What is America really fighting over in the upcoming election? Not any particular issue. Not even Democrats versus Republicans. The central fight is over Donald J Trump.

Before Trump, most Americans weren’t especially passionate about politics. But Trump’s MO has been to force people to become passionate about him – to take fierce sides for or against. And he considers himself president only of the former, whom he calls “my people”.

Trump came to office with no agenda except to feed his monstrous ego. He has never fueled his base. His base has fueled him. Its adoration sustains him.

So does the antipathy of his detractors. Presidents usually try to appease their critics. Trump has gone out of his way to offend them. “I do bring rage out,” he unapologetically told Bob Woodward in 2016.


In this way, he has turned America into a gargantuan projection of his own pathological narcissism.

His entire re-election platform is found in his use of the pronouns “we” and “them”. “We” are people who love him, Trump Nation. “They” hate him.

In late August, near the end of a somnolent address on the South Lawn of the White House, accepting the Republican nomination, Trump extemporized: “The fact is, we’re here – and they’re not.” It drew a standing ovation.

At a recent White House news conference, a CNN correspondent asked if Trump condemned the behavior of his supporters in Portland, Oregon. In response, he charged: “Your supporters, and they are your supporters indeed, shot a young gentleman.”

In Trump’s eyes, CNN exists in a different country: Anti-Trump Nation.

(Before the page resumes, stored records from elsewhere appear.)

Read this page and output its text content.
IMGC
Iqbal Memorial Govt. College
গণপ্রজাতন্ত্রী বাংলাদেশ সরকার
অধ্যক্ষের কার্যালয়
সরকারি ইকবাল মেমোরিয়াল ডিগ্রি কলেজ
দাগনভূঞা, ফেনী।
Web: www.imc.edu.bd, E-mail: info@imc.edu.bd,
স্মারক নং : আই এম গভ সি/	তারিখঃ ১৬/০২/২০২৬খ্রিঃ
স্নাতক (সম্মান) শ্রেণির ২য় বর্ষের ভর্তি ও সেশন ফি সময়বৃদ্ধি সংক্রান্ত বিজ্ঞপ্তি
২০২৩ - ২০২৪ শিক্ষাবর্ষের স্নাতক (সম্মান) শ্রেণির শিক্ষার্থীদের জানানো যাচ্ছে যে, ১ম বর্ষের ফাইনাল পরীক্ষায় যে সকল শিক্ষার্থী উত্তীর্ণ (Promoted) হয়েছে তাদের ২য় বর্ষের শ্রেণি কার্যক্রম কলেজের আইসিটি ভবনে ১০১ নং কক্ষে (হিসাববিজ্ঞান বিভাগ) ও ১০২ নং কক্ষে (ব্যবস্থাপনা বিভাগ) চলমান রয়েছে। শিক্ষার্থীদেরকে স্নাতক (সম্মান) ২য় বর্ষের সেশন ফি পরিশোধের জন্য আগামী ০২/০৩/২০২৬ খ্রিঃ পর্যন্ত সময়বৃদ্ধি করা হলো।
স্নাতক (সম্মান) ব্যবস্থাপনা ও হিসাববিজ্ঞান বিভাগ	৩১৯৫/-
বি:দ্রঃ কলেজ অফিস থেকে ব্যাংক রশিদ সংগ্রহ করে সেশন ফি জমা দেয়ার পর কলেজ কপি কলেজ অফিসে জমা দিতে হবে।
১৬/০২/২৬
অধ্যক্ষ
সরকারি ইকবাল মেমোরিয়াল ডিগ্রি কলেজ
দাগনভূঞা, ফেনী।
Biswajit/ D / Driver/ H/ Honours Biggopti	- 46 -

So do the putative rioters and looters of “Biden’s America”. So do the inhabitants of blue states whose state and local tax deductions Trump eliminated. So do those who live in the “Democrat cities”, as he calls them, whose funding he’s trying to cut.

California is a big part of Anti-Trump Nation. He wanted to reject its request for aid to battle wildfires “because he was so rageful that people in the state of California didn’t support him”, said former Department of Homeland Security chief of staff Miles Taylor.
New York is the capital of Anti-Trump Nation, which probably contributed to Trump “playing down” the threat of Covid-19 last March, when its virulence seemed largely confined to that metropolis. Even now, Trump claims the US rate of Covid-19 deaths would be low “if you take the blue states out”. That’s untrue, but it’s not the point. For Trump, blue states don’t count because they’re Anti-Trump Nation.

To Trump and his core enablers and supporters, the laws of Trump Nation authorize him to do whatever he wants. Anti-Trump Nation’s laws constrain him, but they’re illegitimate because they are made and enforced by the people who reject him.